Bias in Naturalistic Driving Datasets. The appeal of behavior cloning lies in its simplicity and theoretical scalability, as it can indeed learn by imitation from large off-line collected demonstrations (e.g., using driving logs from manually driven production vehicles). It is, however, susceptible to dataset biases like all learning methods. This is exacerbated in the case of imitation learning of driving policies, as most of real-world driving consists in either a few simple behaviors or a heavy tail of complex reactions to rare events. Consequently, this can result in performance degrading as more data is collected, because the diversity of the dataset does not grow fast enough compared to the main mode of demonstrations. This phenomenon was not clearly measured before. Using our new NoCrash benchmark (section 4), we confirm it may happen in practice.
This imparts the importance of not collecting common state-action pairs after a certain point and only collecting ones that are uncommon or rare. The more you water down your dataset with the same “few simple behaviors” the more biased your agent will be toward those behaviours and therefore the worse it will be at “complex reactions to rare events”.
Another wonderful excerpt:
Causal Confusion. Related to dataset bias, end-to-end behavior cloning can suffer from causal confusion : spurious correlations cannot be distinguished from true causes in observed training demonstration patterns unless an explicit causal model or on-policy demonstrations are used. Our new NoCrash benchmark confirms the theoretical observation and toy experiments of  in realistic driving conditions. In particular, we identify a typical failure mode due to a subtle dataset bias: the inertia problem. When the ego vehicle is stopped (e.g., at a red traffic light), the probability it stays static is indeed overwhelming in the training data. This creates a spurious correlation between low speed and no acceleration, inducing excessive stopping and difficult restarting in the imitative policy. Although mediated perception approaches that explicitly model causal signals like traffic lights do not suffer from this theoretical limitation, they still under-perform end-to-end learning in unconstrained environments, because not all causes might be modeled (e.g., some potential obstacles) and errors at the perception layer (e.g., missed detections) are irrecoverable.

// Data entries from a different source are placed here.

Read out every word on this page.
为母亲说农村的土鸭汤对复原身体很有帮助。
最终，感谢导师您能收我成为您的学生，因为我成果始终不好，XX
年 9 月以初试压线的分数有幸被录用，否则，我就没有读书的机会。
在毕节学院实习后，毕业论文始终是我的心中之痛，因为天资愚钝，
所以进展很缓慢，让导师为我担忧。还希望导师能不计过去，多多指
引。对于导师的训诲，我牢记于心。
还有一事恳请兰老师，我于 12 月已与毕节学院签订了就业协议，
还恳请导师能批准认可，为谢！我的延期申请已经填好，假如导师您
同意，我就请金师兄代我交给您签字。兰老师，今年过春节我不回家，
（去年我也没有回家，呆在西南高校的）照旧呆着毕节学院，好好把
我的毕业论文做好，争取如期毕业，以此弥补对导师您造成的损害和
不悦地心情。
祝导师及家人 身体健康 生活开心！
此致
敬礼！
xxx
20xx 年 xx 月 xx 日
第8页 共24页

This reminds me of what Waymo did with ChauffeurNet. From the paper (page 8):
4.2 Past Motion Dropout
During training, the model is provided the past motion history as one of the inputs (Fig. 1(g)). Since the past motion history during training is from an expert demonstration, the net can learn to “cheat” by just extrapolating from the past rather than finding the underlying causes of the behavior. During closed-loop inference, this breaks down because the past history is from the net’s own past predictions. For example, such a trained net may learn to only stop for a stop sign if it sees a deceleration in the past history, and will therefore never stop for a stop sign during closed-loop inference. To address this, we introduce a dropout on the past pose history, where for 50% of the examples, we keep only the current position (u0,v0) of the agent in the past agent poses channel of the input data. This forces the net to look at other cues in the environment to explain the future motion profile in the training example.
I think a cool name for this sort of thing would be counterfactual training.